Temperature-dependent transitions between normal and inverse equilibrium isotope effects for coordination and oxidative addition of C-H and H-H bonds to a transition metal center.

Abstract

The temperature dependence of the equilibrium isotope effects (EIEs) for coordination and oxidative addition of C-H and H-H bonds to the tungstenocene species {[H2Si(C5H4)2]W} has been determined with the aid of DFT (B3LYP) calculations. The EIE for coordination of CH4 and CD4 does not exhibit typical van't Hoff type behavior in which there is a monotonic variation of EIE with temperature; rather, the temperature dependence of the EIE exhibits a maximum, with inverse values (<1) at low temperature and normal values (>1) at high temperatures.

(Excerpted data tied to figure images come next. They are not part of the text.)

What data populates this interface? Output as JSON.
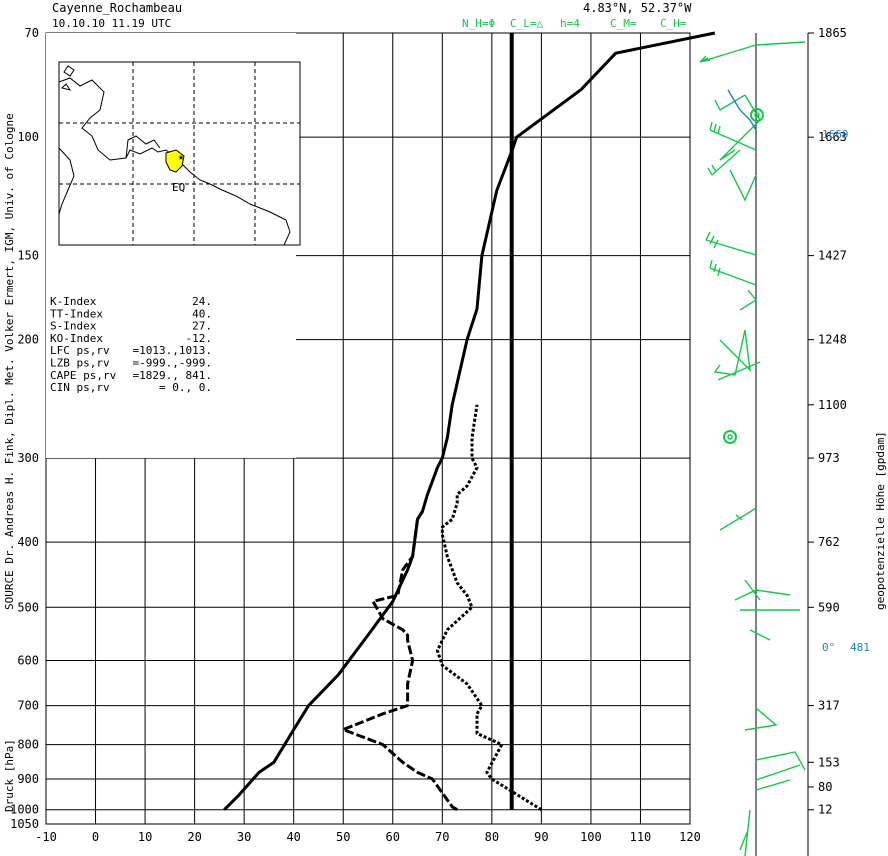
{
  "header": {
    "station": "Cayenne_Rochambeau",
    "datetime": "10.10.10  11.19 UTC",
    "coords": "4.83°N, 52.37°W",
    "cloud_codes": [
      "N_H=Φ",
      "C_L=△",
      "h=4",
      "C_M=",
      "C_H="
    ]
  },
  "source_label": "SOURCE Dr. Andreas H. Fink, Dipl. Met. Volker Ermert, IGM, Univ. of Cologne",
  "right_axis_label": "geopotenzielle Höhe [gpdam]",
  "left_axis_label": "Druck [hPa]",
  "indices": [
    {
      "name": "K-Index",
      "value": "24."
    },
    {
      "name": "TT-Index",
      "value": "40."
    },
    {
      "name": "S-Index",
      "value": "27."
    },
    {
      "name": "KO-Index",
      "value": "-12."
    },
    {
      "name": "LFC  ps,rv",
      "value": "=1013.,1013."
    },
    {
      "name": "LZB  ps,rv",
      "value": "=-999.,-999."
    },
    {
      "name": "CAPE ps,rv",
      "value": "=1829.,  841."
    },
    {
      "name": "CIN  ps,rv",
      "value": "=    0.,     0."
    }
  ],
  "map_label": "EQ",
  "annotations": {
    "h100": "1669",
    "zero_deg": "0°",
    "zero_height": "481"
  },
  "colors": {
    "wind": "#16c84a",
    "annot": "#1e7fd0",
    "map_highlight": "#ffff00"
  },
  "chart_data": {
    "type": "line",
    "x_ticks": [
      -10,
      0,
      10,
      20,
      30,
      40,
      50,
      60,
      70,
      80,
      90,
      100,
      110,
      120
    ],
    "xlim": [
      -10,
      120
    ],
    "y_scale": "log",
    "ylim": [
      1050,
      70
    ],
    "y_ticks": [
      70,
      100,
      150,
      200,
      300,
      400,
      500,
      600,
      700,
      800,
      900,
      1000,
      1050
    ],
    "right_ticks": [
      {
        "p": 70,
        "label": "1865"
      },
      {
        "p": 100,
        "label": "1663"
      },
      {
        "p": 150,
        "label": "1427"
      },
      {
        "p": 200,
        "label": "1248"
      },
      {
        "p": 250,
        "label": "1100"
      },
      {
        "p": 300,
        "label": "973"
      },
      {
        "p": 400,
        "label": "762"
      },
      {
        "p": 500,
        "label": "590"
      },
      {
        "p": 700,
        "label": "317"
      },
      {
        "p": 850,
        "label": "153"
      },
      {
        "p": 925,
        "label": "80"
      },
      {
        "p": 1000,
        "label": "12"
      }
    ],
    "series": [
      {
        "style": "solid",
        "points": [
          [
            26,
            1000
          ],
          [
            29,
            950
          ],
          [
            33,
            880
          ],
          [
            36,
            850
          ],
          [
            40,
            760
          ],
          [
            43,
            700
          ],
          [
            49,
            630
          ],
          [
            55,
            550
          ],
          [
            60,
            490
          ],
          [
            63,
            440
          ],
          [
            64,
            420
          ],
          [
            65,
            370
          ],
          [
            66,
            360
          ],
          [
            67,
            340
          ],
          [
            69,
            310
          ],
          [
            70,
            300
          ],
          [
            71,
            280
          ],
          [
            72,
            250
          ],
          [
            75,
            200
          ],
          [
            77,
            180
          ],
          [
            78,
            150
          ],
          [
            81,
            120
          ],
          [
            84,
            105
          ],
          [
            85,
            100
          ],
          [
            98,
            85
          ],
          [
            105,
            75
          ],
          [
            125,
            70
          ]
        ]
      },
      {
        "style": "dashed",
        "points": [
          [
            73,
            1000
          ],
          [
            72,
            990
          ],
          [
            68,
            900
          ],
          [
            65,
            880
          ],
          [
            62,
            850
          ],
          [
            58,
            800
          ],
          [
            50,
            760
          ],
          [
            58,
            720
          ],
          [
            63,
            700
          ],
          [
            63,
            650
          ],
          [
            64,
            600
          ],
          [
            63,
            560
          ],
          [
            63,
            550
          ],
          [
            62,
            540
          ],
          [
            58,
            520
          ],
          [
            56,
            490
          ],
          [
            61,
            480
          ],
          [
            62,
            440
          ],
          [
            63,
            430
          ],
          [
            64,
            420
          ],
          [
            65,
            370
          ],
          [
            66,
            360
          ]
        ]
      },
      {
        "style": "dotted",
        "points": [
          [
            90,
            1000
          ],
          [
            80,
            900
          ],
          [
            79,
            880
          ],
          [
            82,
            800
          ],
          [
            77,
            770
          ],
          [
            77,
            720
          ],
          [
            78,
            700
          ],
          [
            75,
            650
          ],
          [
            70,
            610
          ],
          [
            69,
            580
          ],
          [
            71,
            540
          ],
          [
            76,
            500
          ],
          [
            75,
            480
          ],
          [
            73,
            460
          ],
          [
            71,
            420
          ],
          [
            70,
            390
          ],
          [
            70,
            380
          ],
          [
            72,
            370
          ],
          [
            73,
            350
          ],
          [
            73,
            340
          ],
          [
            75,
            330
          ],
          [
            77,
            310
          ],
          [
            76,
            300
          ],
          [
            76,
            280
          ],
          [
            77,
            250
          ]
        ]
      },
      {
        "style": "thick",
        "points": [
          [
            84,
            1000
          ],
          [
            84,
            70
          ]
        ]
      }
    ]
  }
}
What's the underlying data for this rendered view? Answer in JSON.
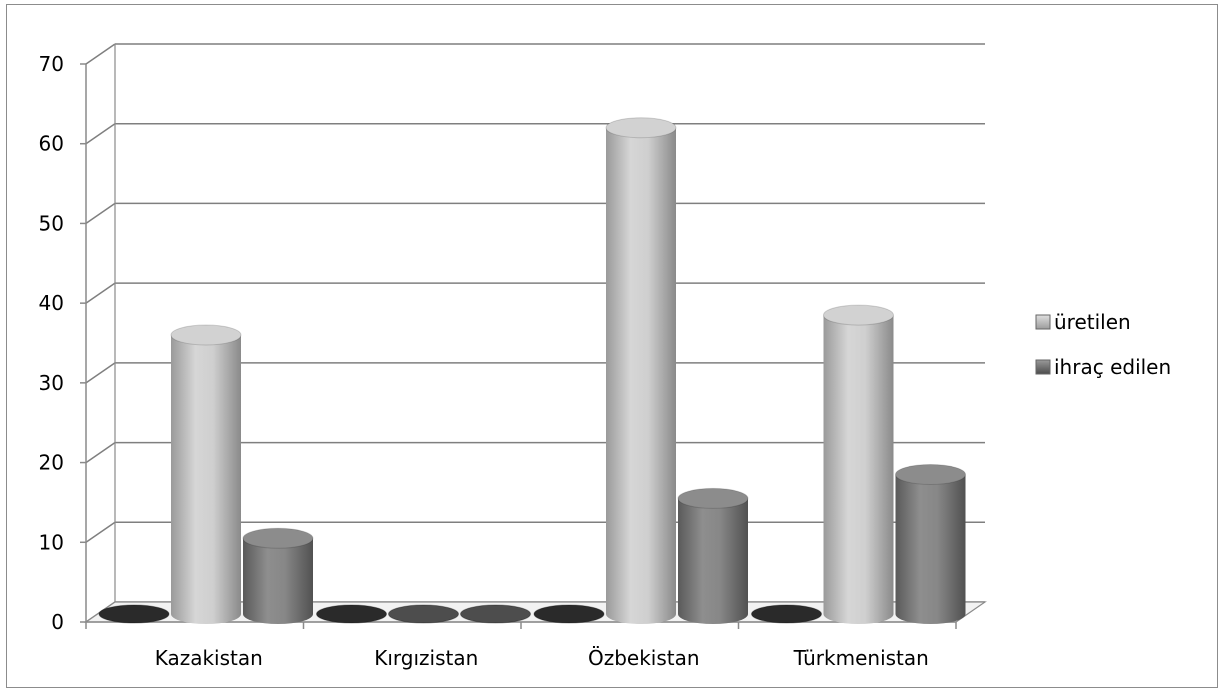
{
  "chart_data": {
    "type": "bar",
    "style": "3d-cylinder",
    "categories": [
      "Kazakistan",
      "Kırgızistan",
      "Özbekistan",
      "Türkmenistan"
    ],
    "series": [
      {
        "name": "",
        "values": [
          0,
          0,
          0,
          0
        ],
        "color": "#2f2f2f"
      },
      {
        "name": "üretilen",
        "values": [
          35,
          0,
          61,
          37.5
        ],
        "color": "#bdbdbd"
      },
      {
        "name": "ihraç edilen",
        "values": [
          9.5,
          0,
          14.5,
          17.5
        ],
        "color": "#7a7a7a"
      }
    ],
    "yticks": [
      "0",
      "10",
      "20",
      "30",
      "40",
      "50",
      "60",
      "70"
    ],
    "ylim": [
      0,
      70
    ],
    "grid": true,
    "legend_position": "right"
  }
}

The temperature dependence of the EIE for oxidative addition of CH4 and CD4 differs significantly from that for coordination, with the EIE being normal at all temperatures and approaching infinity at 0 K. In contrast to oxidative addition of methane which is normal at all temperatures, the EIE for oxidative addition of H2 and D2 exhibits a transition from inverse to normal upon raising the temperature. The existence of inverse EIEs in these systems at low temperatures is a result of the zero point energy changes for the products upon isotopic substitution being greater than those for the reactants (H2 or CH4).